# Converting Brinkmann Gourmet Charcoal Smoker to Propane



## silver8ack (May 28, 2010)

So...I recently got into smoking...like a month ago :)  Tried smoking a pork butt on the weber kettle.  It turned out fine, but as I'm sure you are aware was a PITA to maintain temps.  So I got a Brinkmann Gourmet Charcoal smoker off of craigslist.  Brand new for $40...did some mods (charcoal grate, damper on bottom vent, holes/damper on lid, proper thermometer).  Smoked a couple of racks of spare ribs and they turned out great, although temps were still a pain to manage on this thing because it's so leaky.
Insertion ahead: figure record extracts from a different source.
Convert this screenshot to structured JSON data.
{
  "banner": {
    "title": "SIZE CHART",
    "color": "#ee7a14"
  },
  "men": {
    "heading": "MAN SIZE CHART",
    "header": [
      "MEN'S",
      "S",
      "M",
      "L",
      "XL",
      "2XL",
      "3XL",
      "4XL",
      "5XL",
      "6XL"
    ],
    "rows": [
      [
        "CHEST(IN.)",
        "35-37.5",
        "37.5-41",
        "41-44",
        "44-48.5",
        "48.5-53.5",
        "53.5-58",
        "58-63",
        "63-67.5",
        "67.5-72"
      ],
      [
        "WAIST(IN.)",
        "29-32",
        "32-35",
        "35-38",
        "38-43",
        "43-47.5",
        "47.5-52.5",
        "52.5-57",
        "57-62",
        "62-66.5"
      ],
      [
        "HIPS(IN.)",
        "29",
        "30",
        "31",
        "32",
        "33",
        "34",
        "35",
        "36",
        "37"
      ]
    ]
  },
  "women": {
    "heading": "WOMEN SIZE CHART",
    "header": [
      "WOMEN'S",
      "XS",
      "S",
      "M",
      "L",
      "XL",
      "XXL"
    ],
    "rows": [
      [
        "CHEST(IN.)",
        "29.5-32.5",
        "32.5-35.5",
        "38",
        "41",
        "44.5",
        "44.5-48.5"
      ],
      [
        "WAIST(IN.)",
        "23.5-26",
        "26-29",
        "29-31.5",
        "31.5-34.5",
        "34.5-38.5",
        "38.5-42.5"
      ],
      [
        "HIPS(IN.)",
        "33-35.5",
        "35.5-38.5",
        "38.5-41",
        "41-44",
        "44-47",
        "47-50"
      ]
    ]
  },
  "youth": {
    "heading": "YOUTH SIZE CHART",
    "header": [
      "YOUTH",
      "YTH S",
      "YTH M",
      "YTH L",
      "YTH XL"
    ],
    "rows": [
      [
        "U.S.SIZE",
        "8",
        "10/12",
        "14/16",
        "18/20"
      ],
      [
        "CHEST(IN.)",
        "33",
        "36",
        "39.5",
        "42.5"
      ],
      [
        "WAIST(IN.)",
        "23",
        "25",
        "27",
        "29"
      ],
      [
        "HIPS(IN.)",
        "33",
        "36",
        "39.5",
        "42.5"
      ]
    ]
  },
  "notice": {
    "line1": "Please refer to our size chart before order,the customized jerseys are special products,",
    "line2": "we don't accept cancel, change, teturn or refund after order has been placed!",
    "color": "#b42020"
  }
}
In all fairness, I don't think it was the smoker's fault though...  It seems all the lump charcoal in my area has gone trough a torture test and is mainly comprised of tiny bits of coal.  These obviously clog the air ways and smother the fire.  Also, I was using wood chips because that's all I had.  I think they kept catching on fire and made the temps climb.

But anyway, I've decided to do another 'mod' to the ECB.  I made it a propane smoker.  Actually, It didn't even require any modding.  I just plopped it on top of a turkey fryer burner.  I plan to run some bolts down through the charcoal pan to provide a barrier so the pan doesn't slide around when sitting on the burner.

So does this seam like a viable approach?  If I just put some wood chunks in the charcoal pan (remove the grate), will I get some good smoke from this?  Pics attached!


----------